The order was prompted by a petition filed by 50 residents seeking to expand the downtown streetcar system, which now runs from River Market to Union Station. The expansion would take the streetcar 3.75 miles farther south on Main Street to 51st Street and Brookside Boulevard, near the University of Missouri-Kansas City campus.
The expanded system would cost an estimated $227 million to build, and supporters are counting on about half that money coming from the federal government. The local match would be funded with a combination of a 1-cent sales tax within a set district boundary, plus special property tax assessments for properties within one-third of a mile of the route.
Those property owners would be taxed for 25 years because they would be expected to garner the greatest benefits from proximity to the streetcar.

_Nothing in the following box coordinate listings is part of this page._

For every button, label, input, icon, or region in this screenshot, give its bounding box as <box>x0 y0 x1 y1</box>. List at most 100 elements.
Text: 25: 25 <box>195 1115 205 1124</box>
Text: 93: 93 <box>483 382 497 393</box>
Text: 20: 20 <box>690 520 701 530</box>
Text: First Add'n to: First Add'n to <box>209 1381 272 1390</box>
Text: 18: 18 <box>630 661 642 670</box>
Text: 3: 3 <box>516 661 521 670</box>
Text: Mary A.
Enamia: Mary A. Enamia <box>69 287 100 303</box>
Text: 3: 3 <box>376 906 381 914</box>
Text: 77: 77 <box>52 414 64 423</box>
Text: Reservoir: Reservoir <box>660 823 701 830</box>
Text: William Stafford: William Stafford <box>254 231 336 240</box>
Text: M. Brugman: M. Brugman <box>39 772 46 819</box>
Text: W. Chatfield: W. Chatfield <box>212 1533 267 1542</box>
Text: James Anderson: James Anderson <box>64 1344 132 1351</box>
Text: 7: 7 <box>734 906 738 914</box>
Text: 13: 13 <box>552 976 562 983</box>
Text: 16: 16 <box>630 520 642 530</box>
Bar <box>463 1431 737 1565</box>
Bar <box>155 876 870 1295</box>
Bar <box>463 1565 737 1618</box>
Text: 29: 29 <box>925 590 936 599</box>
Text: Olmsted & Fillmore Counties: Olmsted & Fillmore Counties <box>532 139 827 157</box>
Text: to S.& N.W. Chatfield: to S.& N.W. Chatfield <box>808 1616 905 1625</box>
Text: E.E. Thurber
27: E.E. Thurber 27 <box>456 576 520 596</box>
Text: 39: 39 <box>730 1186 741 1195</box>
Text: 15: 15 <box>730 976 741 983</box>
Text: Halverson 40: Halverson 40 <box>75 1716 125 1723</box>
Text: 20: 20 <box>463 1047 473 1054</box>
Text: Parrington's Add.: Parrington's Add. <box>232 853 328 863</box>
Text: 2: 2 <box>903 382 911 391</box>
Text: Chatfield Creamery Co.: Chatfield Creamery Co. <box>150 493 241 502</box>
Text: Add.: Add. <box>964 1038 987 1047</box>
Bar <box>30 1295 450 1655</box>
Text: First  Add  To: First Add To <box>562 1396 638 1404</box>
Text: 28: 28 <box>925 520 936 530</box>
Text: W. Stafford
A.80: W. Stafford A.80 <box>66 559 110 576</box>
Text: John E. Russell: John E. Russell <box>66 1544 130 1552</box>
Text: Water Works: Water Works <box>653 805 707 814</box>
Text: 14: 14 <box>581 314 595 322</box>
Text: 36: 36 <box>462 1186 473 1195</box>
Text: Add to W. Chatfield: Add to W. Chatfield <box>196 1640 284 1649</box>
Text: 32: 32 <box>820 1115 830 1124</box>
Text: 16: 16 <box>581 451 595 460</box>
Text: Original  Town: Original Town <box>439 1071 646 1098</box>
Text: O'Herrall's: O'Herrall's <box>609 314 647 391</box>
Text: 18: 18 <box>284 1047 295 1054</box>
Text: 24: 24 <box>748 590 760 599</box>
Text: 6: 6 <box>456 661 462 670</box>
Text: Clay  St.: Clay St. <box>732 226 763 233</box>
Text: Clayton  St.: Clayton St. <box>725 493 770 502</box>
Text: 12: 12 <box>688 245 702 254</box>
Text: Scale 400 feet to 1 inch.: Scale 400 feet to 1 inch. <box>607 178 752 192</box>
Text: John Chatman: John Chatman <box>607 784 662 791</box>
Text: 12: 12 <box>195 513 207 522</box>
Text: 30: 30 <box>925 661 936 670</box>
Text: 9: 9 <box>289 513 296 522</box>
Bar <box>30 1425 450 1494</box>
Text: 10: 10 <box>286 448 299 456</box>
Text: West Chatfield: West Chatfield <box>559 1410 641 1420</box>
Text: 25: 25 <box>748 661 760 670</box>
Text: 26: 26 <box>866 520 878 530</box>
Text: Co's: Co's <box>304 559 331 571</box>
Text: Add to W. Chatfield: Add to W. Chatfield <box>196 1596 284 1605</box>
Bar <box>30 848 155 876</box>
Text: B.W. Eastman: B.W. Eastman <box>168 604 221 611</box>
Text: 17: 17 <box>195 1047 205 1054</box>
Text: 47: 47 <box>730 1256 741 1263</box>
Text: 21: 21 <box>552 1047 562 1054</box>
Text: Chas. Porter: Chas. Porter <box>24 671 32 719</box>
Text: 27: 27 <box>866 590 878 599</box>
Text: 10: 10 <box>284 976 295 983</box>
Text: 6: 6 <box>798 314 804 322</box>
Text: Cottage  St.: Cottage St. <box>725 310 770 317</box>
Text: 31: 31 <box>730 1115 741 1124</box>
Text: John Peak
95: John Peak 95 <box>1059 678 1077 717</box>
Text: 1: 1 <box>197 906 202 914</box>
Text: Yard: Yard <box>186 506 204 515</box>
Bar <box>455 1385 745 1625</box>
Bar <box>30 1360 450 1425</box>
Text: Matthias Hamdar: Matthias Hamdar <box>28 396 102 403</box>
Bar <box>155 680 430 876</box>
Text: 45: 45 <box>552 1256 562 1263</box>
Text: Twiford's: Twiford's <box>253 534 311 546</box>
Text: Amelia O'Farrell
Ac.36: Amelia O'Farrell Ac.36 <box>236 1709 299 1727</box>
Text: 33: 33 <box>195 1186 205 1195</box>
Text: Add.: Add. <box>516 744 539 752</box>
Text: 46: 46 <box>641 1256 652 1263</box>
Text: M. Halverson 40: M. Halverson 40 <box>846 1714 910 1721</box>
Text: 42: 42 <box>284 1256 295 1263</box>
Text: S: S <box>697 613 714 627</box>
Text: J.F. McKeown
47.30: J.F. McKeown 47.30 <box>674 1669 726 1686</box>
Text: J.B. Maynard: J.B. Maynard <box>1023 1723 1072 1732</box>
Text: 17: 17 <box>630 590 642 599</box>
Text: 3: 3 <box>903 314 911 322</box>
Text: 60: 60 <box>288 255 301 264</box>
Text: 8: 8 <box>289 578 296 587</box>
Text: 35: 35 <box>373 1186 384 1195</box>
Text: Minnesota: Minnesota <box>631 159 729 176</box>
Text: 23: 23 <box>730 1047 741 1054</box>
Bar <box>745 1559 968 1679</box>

The elections would not be held citywide, but would be open to voters living within the proposed district boundaries, running generally from the Missouri River to about 53rd Street and from State Line Road roughly to Campbell Street. The entire process would take three elections.
Proponents initially hoped the first election could be held late this year. But they postponed that timetable until after April 4, when the City Council plans a major citywide infrastructure bond issue election.
So now, the first streetcar mail-in ballot election is expected to take place between May and July. If voters approve the new streetcar district, an election would occur in September 2017 at polling places, to elect board members for the new taxing district.
Finally, there would be another mail-in election between November 2017 and January 2018 to actually approve the taxes for the new streetcar district.
Even if all those approvals occur, an expanded streetcar route isn’t expected to open until 2023 at the earliest, because of the lengthy design, construction and vehicle procurement process.